Though at first sight, the institutional transformation looks great in its general lines and in its results, I would like to see specific indications on what will happen with structural problems that we have managed to identify and which do not get adequate institutional response. I am thinking particularly on gender issues and policies (this is a central problem!) in food production, on land grabbing (which is increasing and becomes a central problem too), and in defending smallholders’ participation in policy decision making bodies. These three central problems are implied by Fan, when he indicates that most of the risks increase vulnerability of the poorest smallholders (the ones Oxfam supports). These three elements generate structural conflicts which need political, social, economic and institutional responses.  

It is fantastic if policies for helping the poor (PSNP in Ethiopia or Bolsa Familia in Brazil or Oportunidades in Mexico) operate. But the crucial question is if smallholders (particularly women) are supported to produce the food that their communities need.  It is in this direction – and in policy making – that we have to see carefully Brazil’s Bolsa Familia as part of a bigger institutional reform called CONSEA, which was developed via the strong participation of civil society and social movements in the country.  It was a difficult struggle which took more than 20 years to materialise, but it is already there, producing results.

Fan’s point on impoverished diets is of outmost relevance. Poorest people are now becoming fatter and obese, together with the set of health problems that will affect them and their families for an important part of their shorter lives. This means that if there is specific support, food quality should be good too!

The globalised ‘free’ markets have been an important contributor to generate poverty and inequality today. I understand very well the importance of providing institutional value to water, but I do not understand John’s idea of giving water a price. There is no agriculture without having water, and in a certain way what the land grabbing policies happening today are demonstrating is also a monumental water grabbing. With the institutional support (or with the lack of action) smallholders are left without land, without water and without livelihoods.     

I would like to see John’s dream of land reform happening peacefully, but the crude reality of Africa, Asia and Latin America takes my nights out of dreams: Colombia is just negotiating a possible peace process after a 50 year civil war in which land (and water) were at the centre of the conflict and many hundred thousands of the poorest people were killed. Guatemala and Honduras show a similar process, though linked with mining too, as it is happening in Orissa, in India, or with some small changes in Indonesia or Cambodia or in the Philippines.

All these processes require an institutional response in which human rights of the poorest people and communities are respected. This is priority No. 1 in order to try connect with John’s dream. It could work!


stress tolerant crops

Stress tolerant crops


Indeed, situations exist where water is the most limiting factor.

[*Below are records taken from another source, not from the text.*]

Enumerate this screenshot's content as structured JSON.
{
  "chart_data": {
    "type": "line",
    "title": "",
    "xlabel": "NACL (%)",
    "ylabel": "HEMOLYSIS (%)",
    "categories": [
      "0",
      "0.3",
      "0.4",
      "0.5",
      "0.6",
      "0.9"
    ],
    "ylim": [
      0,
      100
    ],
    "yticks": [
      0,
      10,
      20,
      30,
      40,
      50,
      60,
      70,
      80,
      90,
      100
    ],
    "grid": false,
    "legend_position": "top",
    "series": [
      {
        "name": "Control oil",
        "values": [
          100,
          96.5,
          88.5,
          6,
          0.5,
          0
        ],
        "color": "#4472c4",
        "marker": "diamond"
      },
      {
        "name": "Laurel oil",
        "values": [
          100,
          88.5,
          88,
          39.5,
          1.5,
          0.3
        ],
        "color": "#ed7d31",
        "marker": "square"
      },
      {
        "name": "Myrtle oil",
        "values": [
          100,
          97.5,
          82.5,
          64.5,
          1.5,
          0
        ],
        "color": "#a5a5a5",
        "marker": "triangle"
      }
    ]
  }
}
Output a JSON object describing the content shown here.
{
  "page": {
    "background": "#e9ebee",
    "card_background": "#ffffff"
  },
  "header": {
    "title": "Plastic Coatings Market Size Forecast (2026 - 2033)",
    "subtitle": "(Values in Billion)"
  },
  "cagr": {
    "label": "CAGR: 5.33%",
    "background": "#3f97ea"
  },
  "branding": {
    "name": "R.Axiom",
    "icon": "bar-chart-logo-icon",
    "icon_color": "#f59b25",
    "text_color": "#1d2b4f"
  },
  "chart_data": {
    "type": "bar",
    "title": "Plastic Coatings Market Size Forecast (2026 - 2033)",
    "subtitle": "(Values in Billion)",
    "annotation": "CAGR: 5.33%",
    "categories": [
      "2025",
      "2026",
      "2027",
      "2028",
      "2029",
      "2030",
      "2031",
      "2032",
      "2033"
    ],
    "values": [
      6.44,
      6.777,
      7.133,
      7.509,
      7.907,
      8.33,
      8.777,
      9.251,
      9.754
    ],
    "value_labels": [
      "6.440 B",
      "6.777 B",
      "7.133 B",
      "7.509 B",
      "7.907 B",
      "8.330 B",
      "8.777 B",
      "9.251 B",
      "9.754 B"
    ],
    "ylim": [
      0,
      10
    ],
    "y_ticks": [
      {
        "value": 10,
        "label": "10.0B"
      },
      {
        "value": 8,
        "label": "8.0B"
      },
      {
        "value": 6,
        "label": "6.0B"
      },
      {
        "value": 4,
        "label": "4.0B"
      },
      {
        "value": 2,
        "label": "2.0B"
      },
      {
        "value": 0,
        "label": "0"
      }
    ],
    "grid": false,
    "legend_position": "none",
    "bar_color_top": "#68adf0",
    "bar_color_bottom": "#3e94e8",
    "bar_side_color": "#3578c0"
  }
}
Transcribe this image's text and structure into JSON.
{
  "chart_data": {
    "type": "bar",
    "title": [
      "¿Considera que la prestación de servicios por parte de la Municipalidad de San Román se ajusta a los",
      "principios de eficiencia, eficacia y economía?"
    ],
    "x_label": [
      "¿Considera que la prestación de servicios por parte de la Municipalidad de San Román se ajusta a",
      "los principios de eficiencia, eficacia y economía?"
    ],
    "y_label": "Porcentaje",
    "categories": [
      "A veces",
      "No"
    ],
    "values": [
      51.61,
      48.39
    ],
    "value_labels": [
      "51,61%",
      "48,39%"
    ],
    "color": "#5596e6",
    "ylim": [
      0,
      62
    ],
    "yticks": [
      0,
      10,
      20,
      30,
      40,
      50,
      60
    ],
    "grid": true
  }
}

However, much more frequent it is nutrient deficiency that limits crop production. Even in the Sahel, soil poverty limits crop production much more than drought. When fertilizer is used to correct soil nutrient deficiencies, and integrated soil fertility management (ISFM) leads to improved soil organic matter status and the inherent higher water and nutrient holding capacities, even in the Sahel a single hectare can produce several t of cereal per year. Farmers close to Niamey in Niger, at the 500 mm isohyet in a year with only 370 mm of rain, using inorganic fertilizer in an ISFM context, produced 2.9 t/ha of millet, while the average national yield was only 0.4 t/ha. The same technology applied in NE Rwanda, during a growing season with 210 mm of effective rain, made farmers produce 2.1 t/ha of maize, while surrounding farmers using only some manure, or farmers using only inorganic fertilizer, produced nothing.